As part of the deal — whose terms were not released — eBay will rebuild its popular consumer auction site using IBM software called WebSphere, a "middleware" product used by large businesses to handle Internet transactions.

Amid the fierce competition among vendors of enterprise middleware — which pits IBM against market leader BEA Systems, as well as Sun, Oracle, Hewlett-Packard and Microsoft Corp. — IBM considered the contract a coup.

The announcement was made Wednesday by IBM president and chief operating officer, Samuel J. Palmisano, fingered in May by IBM chairman Louis V. Gerstner as his likely successor.

Palmisano said he was "ecstatic" that eBay, a company whose entire business depends on the reliability of its Web site, had selected IBM's WebSphere.

"We're able to work with people who get it and live it every day," Palmisano said in a telephone interview. "We won the deal on the technical merits. We build bulletproof systems."

EBay CEO Meg Whitman said the site had no middleware before WebSphere. The site was essentially running on the same architecture that the company put together in 1997.

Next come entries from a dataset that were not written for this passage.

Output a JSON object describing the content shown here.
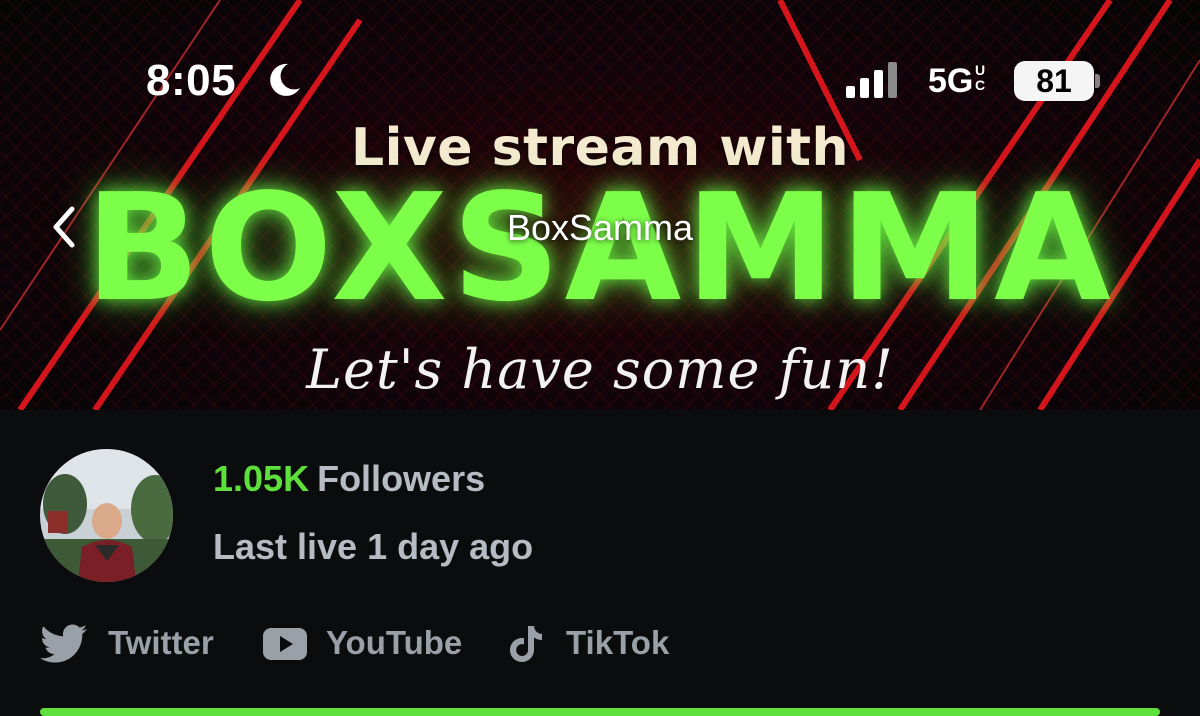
{
  "status_bar": {
    "time": "8:05",
    "network": "5G",
    "network_superscript": "UC",
    "battery": "81"
  },
  "banner": {
    "headline": "Live stream with",
    "big_name": "BOXSAMMA",
    "tagline": "Let's have some fun!",
    "accent_color": "#7dff4a",
    "stripe_color": "#e0161e"
  },
  "nav": {
    "title": "BoxSamma"
  },
  "profile": {
    "followers_count": "1.05K",
    "followers_label": "Followers",
    "last_live": "Last live 1 day ago",
    "count_color": "#5ee03c"
  },
  "socials": [
    {
      "label": "Twitter",
      "icon": "twitter-icon"
    },
    {
      "label": "YouTube",
      "icon": "youtube-icon"
    },
    {
      "label": "TikTok",
      "icon": "tiktok-icon"
    }
  ]
}
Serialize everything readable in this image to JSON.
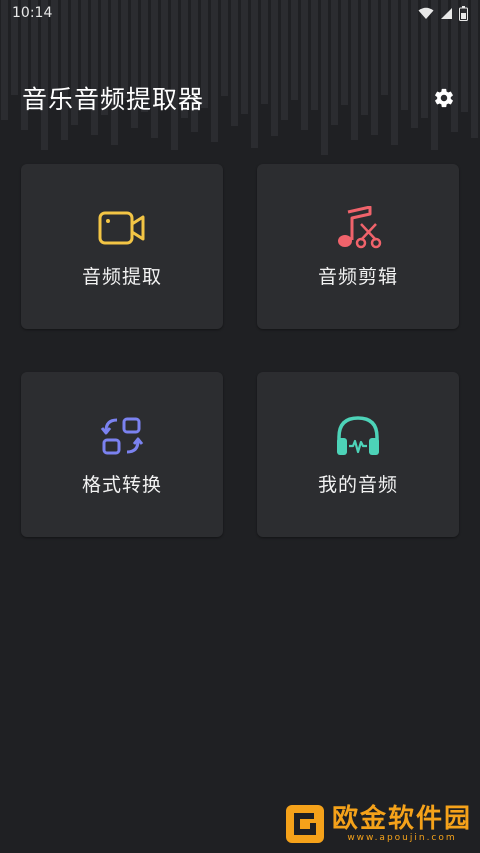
{
  "status_bar": {
    "time": "10:14",
    "icons": [
      "wifi-icon",
      "signal-icon",
      "battery-icon"
    ]
  },
  "header": {
    "title": "音乐音频提取器",
    "settings_icon": "gear-icon"
  },
  "cards": [
    {
      "label": "音频提取",
      "icon": "video-camera-icon",
      "color": "#f3c545"
    },
    {
      "label": "音频剪辑",
      "icon": "music-scissors-icon",
      "color": "#f0636b"
    },
    {
      "label": "格式转换",
      "icon": "convert-icon",
      "color": "#7b82f0"
    },
    {
      "label": "我的音频",
      "icon": "headphones-icon",
      "color": "#4dd3b8"
    }
  ],
  "watermark": {
    "text": "欧金软件园",
    "url": "www.apoujin.com",
    "color": "#f5a21a"
  },
  "colors": {
    "background": "#1f2023",
    "card": "#2c2d30"
  }
}
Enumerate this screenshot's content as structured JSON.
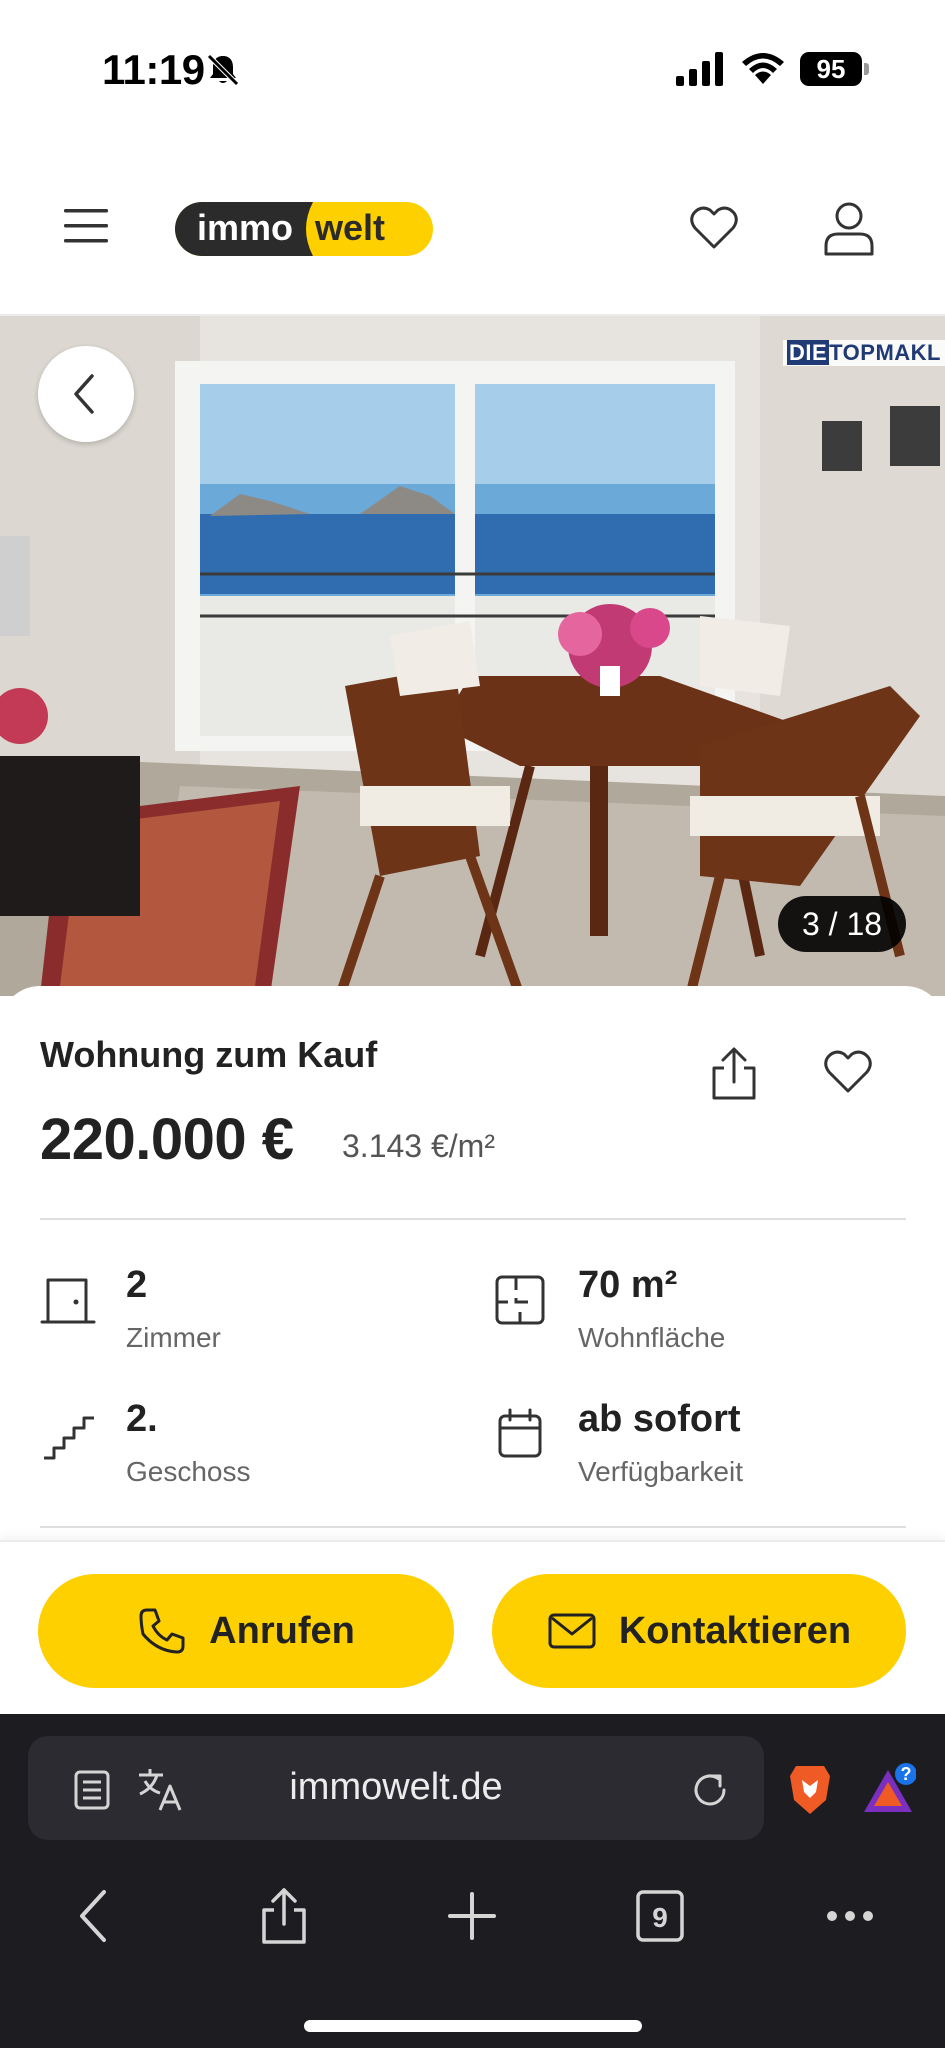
{
  "status_bar": {
    "time": "11:19",
    "battery": "95"
  },
  "header": {
    "logo_immo": "immo",
    "logo_welt": "welt"
  },
  "gallery": {
    "counter": "3 / 18",
    "watermark_a": "DIE",
    "watermark_b": "TOPMAKL"
  },
  "listing": {
    "type": "Wohnung zum Kauf",
    "price": "220.000 €",
    "price_per_sqm": "3.143 €/m²",
    "features": [
      {
        "value": "2",
        "label": "Zimmer",
        "icon": "door-icon"
      },
      {
        "value": "70 m²",
        "label": "Wohnfläche",
        "icon": "floorplan-icon"
      },
      {
        "value": "2.",
        "label": "Geschoss",
        "icon": "stairs-icon"
      },
      {
        "value": "ab sofort",
        "label": "Verfügbarkeit",
        "icon": "calendar-icon"
      }
    ]
  },
  "actions": {
    "call_label": "Anrufen",
    "contact_label": "Kontaktieren"
  },
  "browser": {
    "url": "immowelt.de",
    "tab_count": "9"
  },
  "colors": {
    "brand_yellow": "#fed000",
    "dark": "#222222",
    "browser_bg": "#1c1c21"
  }
}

With eBay growing quickly and planning on facilitating as much as $40 billion in merchandise sales four or five years from now, the company needed to overhaul its infrastructure.

"What this is going to allow us to do is make changes to the site more rapidly than we had in the past," Whitman said.

As part of the deal, IBM will use the eBay site as a sales vehicle for its products, and the two companies agreed to explore joint marketing opportunities.